Personally, I’m starting the new year with a ton of writing to do. Despite my best efforts, I didn’t blog as much as I would have liked to in the last few months, but I know that has to change. I have to start writing for the Akamai blog, I’ve got information for the Security Bloggers Meetup to post and I get several offers a month to write for other publications. Then there’s the internal projects that are in motion, at least one of which is requiring me to think in new and interesting ways in order to get concepts on a page properly. Plus I’ve got lots of interesting toys at work to play with; what questions would you be looking for answers for if you had access to the logs for a significant portion of the Internet? That’s actually a serious question I have to blog about some day soon. I’d like to hear what people want to see in a report.
And speaking of the Security Bloggers Meetup, I was nominated for two Social Security Awards last week. Rich Mogull, Zach Lanier and I were nominated for the work we do on the Network Security Blog and I was nominated for Best Post for my “Curing the Credit Card Cancer” post. Rich and I both sit on the committee that puts together the Security Bloggers Meetup, though neither of us works on the Social Security Awards, so before this year, we’d ruled that everyone on the committee was not eligible to be nominated. Alan Shimel changed the rule this year; he felt that since we had nothing to do with the SSA’s, it was unfair to exclude us. So, go vote for us. I’d love a chance to beat PauldotCom and the other contenders for Best Security Podcast. I’ve read the other blog posts, I don’t have much of a chance for the Single Best Post.
Open Tabs 01/09/12
- Lax security exposes voice mail to hacking, study says – Yes, using an easily spoofed phone # as your single method of authentication sucks.

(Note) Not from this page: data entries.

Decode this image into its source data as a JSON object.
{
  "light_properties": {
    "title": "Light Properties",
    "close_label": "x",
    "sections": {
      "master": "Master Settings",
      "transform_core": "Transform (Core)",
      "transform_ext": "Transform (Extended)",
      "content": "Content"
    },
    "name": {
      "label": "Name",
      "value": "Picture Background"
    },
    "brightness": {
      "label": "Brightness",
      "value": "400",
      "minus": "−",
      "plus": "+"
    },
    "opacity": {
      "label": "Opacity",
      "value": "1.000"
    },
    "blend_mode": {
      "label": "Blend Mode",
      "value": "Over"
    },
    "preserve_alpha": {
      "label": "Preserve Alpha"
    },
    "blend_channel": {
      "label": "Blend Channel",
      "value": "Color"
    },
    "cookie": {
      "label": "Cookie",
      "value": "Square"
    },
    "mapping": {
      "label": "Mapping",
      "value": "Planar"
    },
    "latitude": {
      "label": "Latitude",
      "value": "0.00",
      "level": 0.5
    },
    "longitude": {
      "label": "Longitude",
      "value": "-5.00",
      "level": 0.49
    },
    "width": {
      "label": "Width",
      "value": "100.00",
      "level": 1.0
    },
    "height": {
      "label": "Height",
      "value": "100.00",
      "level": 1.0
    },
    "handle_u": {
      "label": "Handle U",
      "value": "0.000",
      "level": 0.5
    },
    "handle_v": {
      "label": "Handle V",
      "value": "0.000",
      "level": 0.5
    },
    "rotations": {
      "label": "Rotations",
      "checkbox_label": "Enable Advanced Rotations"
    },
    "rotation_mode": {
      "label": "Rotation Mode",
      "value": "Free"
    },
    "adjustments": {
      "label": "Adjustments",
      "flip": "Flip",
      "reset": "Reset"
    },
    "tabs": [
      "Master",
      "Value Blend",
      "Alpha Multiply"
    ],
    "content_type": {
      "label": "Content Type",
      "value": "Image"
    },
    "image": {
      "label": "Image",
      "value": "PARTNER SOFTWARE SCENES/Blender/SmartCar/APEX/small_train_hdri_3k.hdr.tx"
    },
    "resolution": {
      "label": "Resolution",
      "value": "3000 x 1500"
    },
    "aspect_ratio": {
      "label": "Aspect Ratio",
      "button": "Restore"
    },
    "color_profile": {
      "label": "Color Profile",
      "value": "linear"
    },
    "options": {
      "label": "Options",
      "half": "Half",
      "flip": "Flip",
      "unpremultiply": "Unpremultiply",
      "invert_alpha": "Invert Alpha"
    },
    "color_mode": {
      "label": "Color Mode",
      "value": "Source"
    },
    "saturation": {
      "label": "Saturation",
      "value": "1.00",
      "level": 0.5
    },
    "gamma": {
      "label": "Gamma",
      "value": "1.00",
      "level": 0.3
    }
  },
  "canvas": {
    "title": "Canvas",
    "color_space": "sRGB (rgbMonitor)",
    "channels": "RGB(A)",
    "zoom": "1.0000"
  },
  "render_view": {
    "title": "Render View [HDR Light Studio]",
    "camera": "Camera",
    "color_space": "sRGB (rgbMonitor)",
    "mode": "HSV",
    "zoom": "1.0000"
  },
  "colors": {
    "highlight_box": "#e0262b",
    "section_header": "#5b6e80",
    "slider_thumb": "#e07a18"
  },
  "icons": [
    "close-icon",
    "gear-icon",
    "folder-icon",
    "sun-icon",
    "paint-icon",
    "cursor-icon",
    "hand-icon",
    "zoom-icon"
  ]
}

- Kuwait wants to put an end to anonymous accounts on twitter – So they can put dissenting voices in prison. I wonder if our politicians will follow?
- 440,783 “Silent SMS” used to track German suspect in 2010 – There may be a common thread to what I find interesting lately.
- Boot Hezbollah from Twitter or we sue, group says – Wha?? It would be censorship if it was the government asking for this.
- Stuxnet weapon has at least 4 cousins: Researchers – Who would have suspected that Stuxnet was only the first wave? (Hint: think everyone)
- No warrant needed for GPS monitoring, judge rules – This one worries me a lot. You’re home may still be your castle, but your car definitely isn’t.
- Why Twitter’s “verified account” failure matters – Because, no matter what they do, identity is malleable and hard to prove.
- Defensive search-and-destroy ‘virus’ delivered to Japanese government – Maybe not directly related to Stuxnet, but the same general idea.
- Lilupophilupop SQL injections attack top 1 million infected URLs – Don’t try to pronounce the name of this attack.
- Symantec confirms hackers accessed source code of two enterprise security products – Two older products, but still in use in some locations, I’m sure.